Tom Smart, Deseret News
The recession-induced frugality and financial responsibility may be wearing off as the economy improves, a report indicates.
"After years of cutting debt levels," says Kathleen Madigan at The Wall Street Journal, "consumers are willing to borrow again."
The news comes from the Federal Reserve, which released December's consumer credit statistics.
Justin Loiseau at The Motley Fool explains the overall rise.
"After advancing at a seasonally adjusted annual rate of 4.8 percent for November, this month's consumer credit pushed ahead on a sizable $5 billion increase in revolving credit. In absolute terms, analysts had expected an overall $12 billion rise, $6.8 billion short of actual expansion."
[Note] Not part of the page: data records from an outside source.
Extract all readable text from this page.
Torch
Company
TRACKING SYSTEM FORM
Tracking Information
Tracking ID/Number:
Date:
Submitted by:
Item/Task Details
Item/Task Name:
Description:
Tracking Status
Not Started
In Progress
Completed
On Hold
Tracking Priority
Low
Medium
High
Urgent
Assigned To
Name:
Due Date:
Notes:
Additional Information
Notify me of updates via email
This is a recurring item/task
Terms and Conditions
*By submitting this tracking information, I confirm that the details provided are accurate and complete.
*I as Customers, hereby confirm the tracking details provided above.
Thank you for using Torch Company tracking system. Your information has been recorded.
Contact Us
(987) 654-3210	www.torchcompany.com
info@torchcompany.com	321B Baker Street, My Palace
Reuters says the non-revolving credit (auto loans, student loans and the like) rose $5 billion in December versus going up $465 million the month before.
Non-revolving credit such as credit cards really jumped up though, the report indicates.
"Non-revolving credit, which includes auto loans as well as student loans made by the government increased $13.8 billion in December," Reuters says.
"Gains in household wealth tied to higher stock and property values are giving Americans the wherewithal to carry bigger credit-card balances as the job market struggles to pick up," says Katherine Peralta at Bloomberg. "Stronger wage growth would help provide more fuel for the consumer purchases that account for almost 70 percent of the economy."
Americans aren't the only ones jumping back into debt, however.
Madigan, in her article at The Wall Street Journal, quotes economist Kristin Reynolds: "Evidently, consumers increased their borrowing to finance some of their holiday spending."
Michael Klimes at International Business Times says consumer credit in the UK "in the form of credit cards, car financing, personal loans and mortgages, is set to hit its highest level since 2010."